European Union (EU) ministers have suspended a €495 million ($647 million) payment to Hungary after it failed to keep within EU budget deficit limits.

The unprecedented move marks the first time the Union has punished a member state for flouting the strict budget rules, which stipulate that no country can go above a debt ceiling of 3 percent of GDP.

The decision to withhold the nearly half a billion Euro cohesion fund money comes as a report from the OECD group of developed nations predicted that Hungary would slide into recession this year, Reuters reported.

Our understanding is that the suspension decision is going to go ahead, said one diplomat close to the talks, according to Reuters.

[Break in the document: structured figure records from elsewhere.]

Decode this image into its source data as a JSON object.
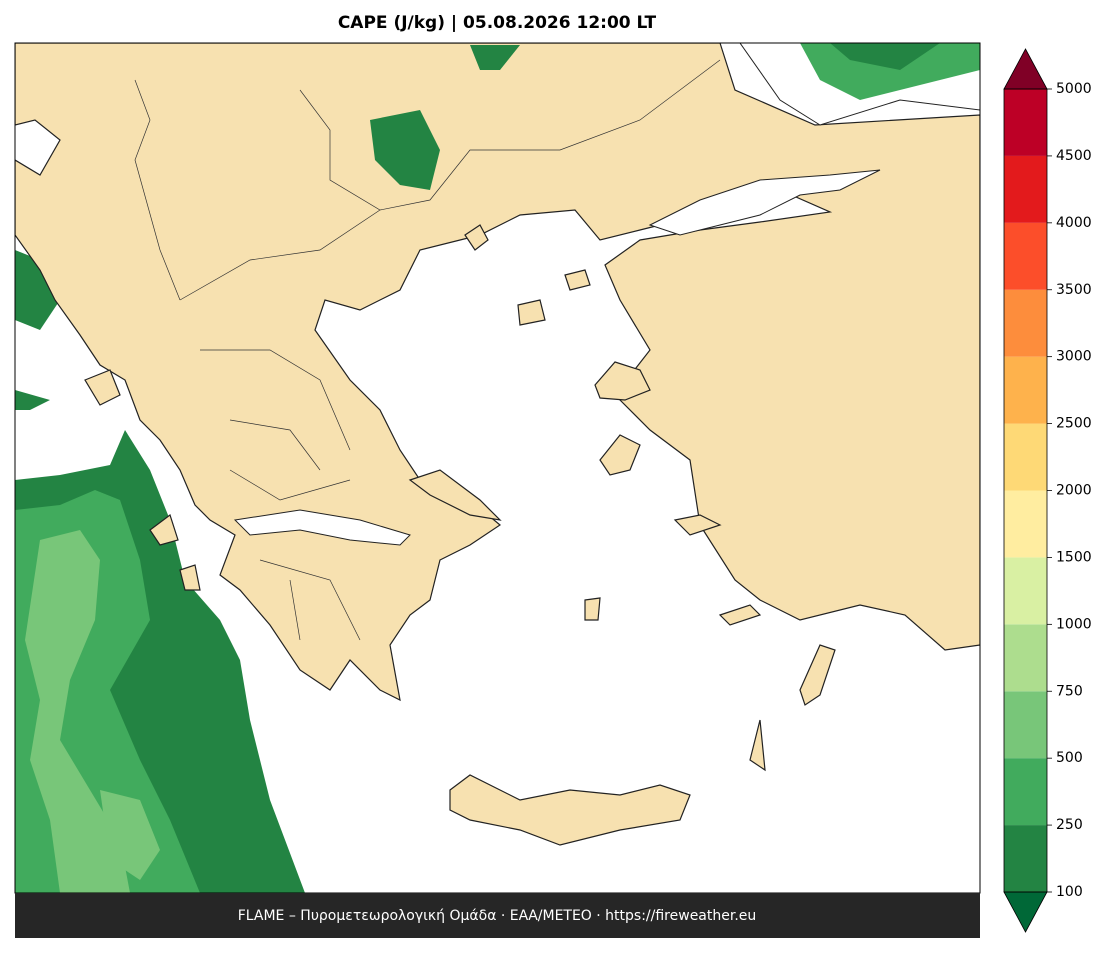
{
  "header": {
    "title": "CAPE (J/kg)  |  05.08.2026 12:00 LT"
  },
  "colorbar": {
    "levels": [
      100,
      250,
      500,
      750,
      1000,
      1500,
      2000,
      2500,
      3000,
      3500,
      4000,
      4500,
      5000
    ],
    "colors": [
      "#238443",
      "#41ab5d",
      "#78c679",
      "#addd8e",
      "#d9f0a3",
      "#ffeda0",
      "#fed976",
      "#feb24c",
      "#fd8d3c",
      "#fc4e2a",
      "#e31a1c",
      "#bd0026"
    ],
    "under_color": "#006837",
    "over_color": "#800026"
  },
  "footer": {
    "text": "FLAME – Πυρομετεωρολογική Ομάδα · ΕΑΑ/METEO · https://fireweather.eu"
  }
}
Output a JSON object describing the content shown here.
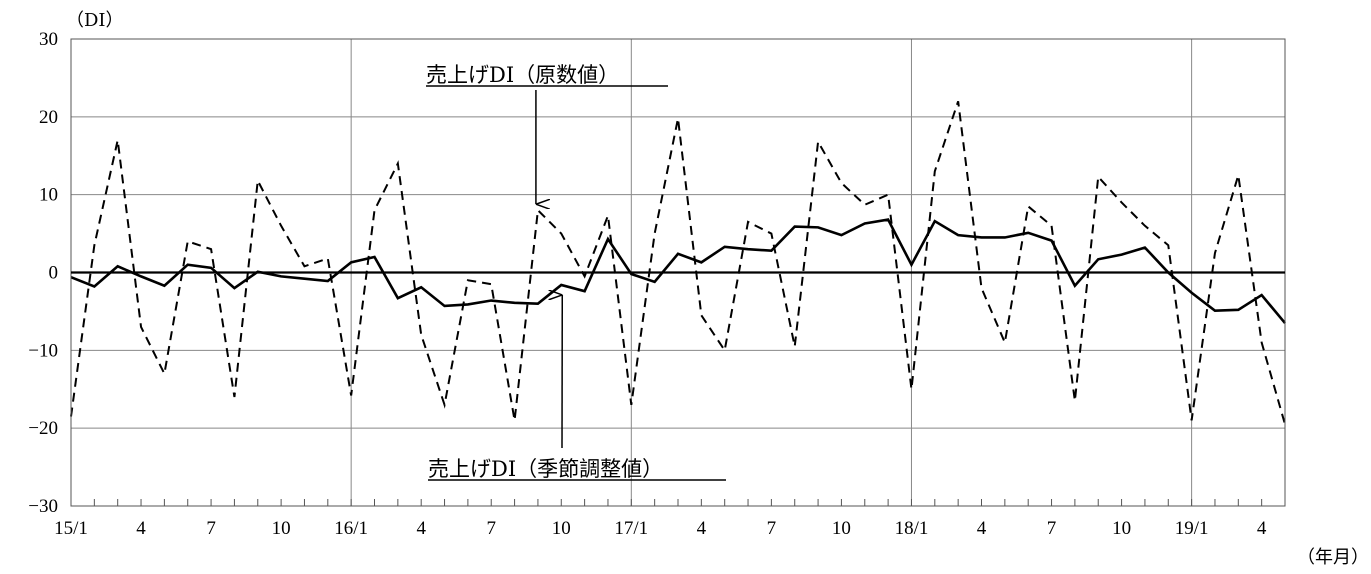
{
  "chart_data": {
    "type": "line",
    "title": "",
    "y_unit_label": "（DI）",
    "x_unit_label": "（年月）",
    "ylim": [
      -30,
      30
    ],
    "yticks": [
      30,
      20,
      10,
      0,
      -10,
      -20,
      -30
    ],
    "ytick_labels": [
      "30",
      "20",
      "10",
      "0",
      "−10",
      "−20",
      "−30"
    ],
    "x_tick_labels": [
      "15/1",
      "4",
      "7",
      "10",
      "16/1",
      "4",
      "7",
      "10",
      "17/1",
      "4",
      "7",
      "10",
      "18/1",
      "4",
      "7",
      "10",
      "19/1",
      "4"
    ],
    "x_tick_label_month_index": [
      0,
      3,
      6,
      9,
      12,
      15,
      18,
      21,
      24,
      27,
      30,
      33,
      36,
      39,
      42,
      45,
      48,
      51
    ],
    "vertical_gridline_month_index": [
      12,
      24,
      36,
      48
    ],
    "month_count": 53,
    "grid": true,
    "series": [
      {
        "name": "売上げDI（原数値）",
        "style": "dashed",
        "color": "#000000",
        "values": [
          -18.5,
          3.5,
          17,
          -7,
          -13,
          4,
          3,
          -16,
          11.8,
          6,
          0.8,
          1.8,
          -15.8,
          8,
          14,
          -8,
          -17,
          -1,
          -1.5,
          -19,
          8,
          5,
          -0.5,
          7.3,
          -17,
          5,
          19.8,
          -5.5,
          -10,
          6.5,
          5,
          -9.5,
          16.8,
          11.5,
          8.7,
          10,
          -15,
          13,
          22,
          -2,
          -9,
          8.5,
          6,
          -16.5,
          12.3,
          9,
          6,
          3.5,
          -19,
          2.5,
          12.5,
          -9,
          -19.5
        ]
      },
      {
        "name": "売上げDI（季節調整値）",
        "style": "solid",
        "color": "#000000",
        "values": [
          -0.6,
          -1.8,
          0.8,
          -0.5,
          -1.7,
          1.0,
          0.6,
          -2.0,
          0.1,
          -0.5,
          -0.8,
          -1.1,
          1.3,
          2.0,
          -3.3,
          -1.9,
          -4.3,
          -4.1,
          -3.6,
          -3.9,
          -4.0,
          -1.6,
          -2.4,
          4.3,
          -0.2,
          -1.2,
          2.4,
          1.3,
          3.3,
          3.0,
          2.8,
          5.9,
          5.8,
          4.8,
          6.3,
          6.8,
          1.0,
          6.6,
          4.8,
          4.5,
          4.5,
          5.1,
          4.1,
          -1.7,
          1.7,
          2.3,
          3.2,
          0,
          -2.6,
          -4.9,
          -4.8,
          -2.9,
          -6.5
        ]
      }
    ],
    "annotations": [
      {
        "text": "売上げDI（原数値）",
        "points_to_series": 0,
        "month_index": 20
      },
      {
        "text": "売上げDI（季節調整値）",
        "points_to_series": 1,
        "month_index": 21
      }
    ]
  }
}
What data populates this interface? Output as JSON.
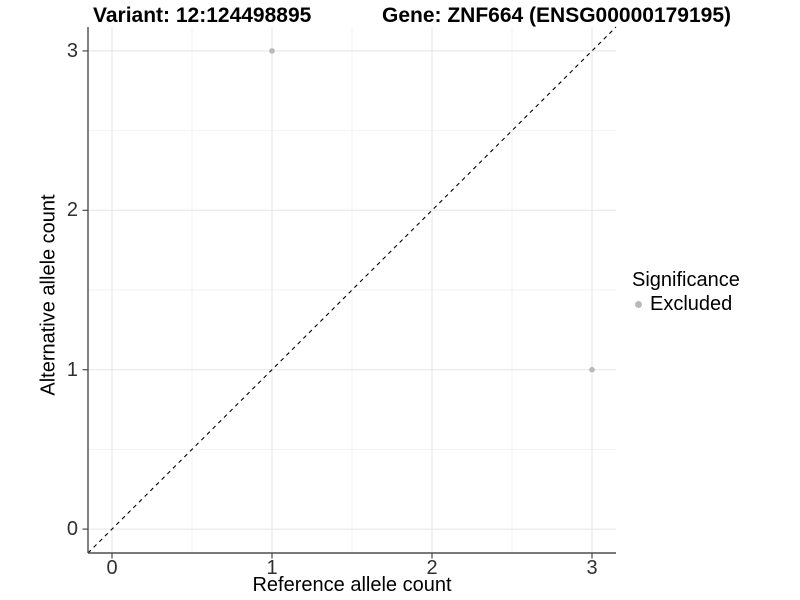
{
  "header": {
    "variant_title": "Variant: 12:124498895",
    "gene_title": "Gene: ZNF664 (ENSG00000179195)"
  },
  "legend": {
    "title": "Significance",
    "items": [
      {
        "label": "Excluded",
        "color": "#b9b9b9"
      }
    ]
  },
  "chart_data": {
    "type": "scatter",
    "title": "Variant: 12:124498895   Gene: ZNF664 (ENSG00000179195)",
    "xlabel": "Reference allele count",
    "ylabel": "Alternative allele count",
    "xlim": [
      -0.15,
      3.15
    ],
    "ylim": [
      -0.15,
      3.15
    ],
    "x_ticks": [
      0,
      1,
      2,
      3
    ],
    "y_ticks": [
      0,
      1,
      2,
      3
    ],
    "x_minor_ticks": [
      0.5,
      1.5,
      2.5
    ],
    "y_minor_ticks": [
      0.5,
      1.5,
      2.5
    ],
    "grid": "major+minor",
    "legend_position": "right",
    "series": [
      {
        "name": "Excluded",
        "color": "#b9b9b9",
        "marker": "circle",
        "points": [
          {
            "x": 1,
            "y": 3
          },
          {
            "x": 3,
            "y": 1
          }
        ]
      }
    ],
    "reference_line": {
      "type": "identity (y = x)",
      "style": "dashed",
      "color": "#000000"
    }
  },
  "style": {
    "background": "#ffffff",
    "grid_major_color": "#e5e5e5",
    "grid_minor_color": "#f2f2f2",
    "axis_color": "#4d4d4d",
    "tick_color": "#4d4d4d",
    "tick_label_color": "#303030",
    "point_color": "#b9b9b9"
  }
}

Hungary is seeking support to block the suspension but it would probably need the backing of all of Eastern Europe, and that is something it is not going to get.

With the EU loan gone, Hungarian Prime Minister Viktor Orban will struggle to prop up the country's economy and stabilize the ailing forint currency.

Currently, 23 of the EU's 27 member states, including France and Germany, have exceeded the three percent limit.

But Hungary is the first to have the development money, intended to help it catch up with its richer neighbors, canceled.

The move is not popular with all the member countries, with many preferring a more uniform approach.

 We would have preferred to give Hungary some time to fall into line, Austrian Finance Minister Maria Fekter told Reuters.

We must treat all states in the same way.

According to reports, the suspension is intended to make an example of Budapest after Orban ignored warnings over the budget deficit and passed several unpopular laws, such as Europe's highest banking tax, and a new central bank law.

Critics have labeled the new laws ineffective and undemocratic.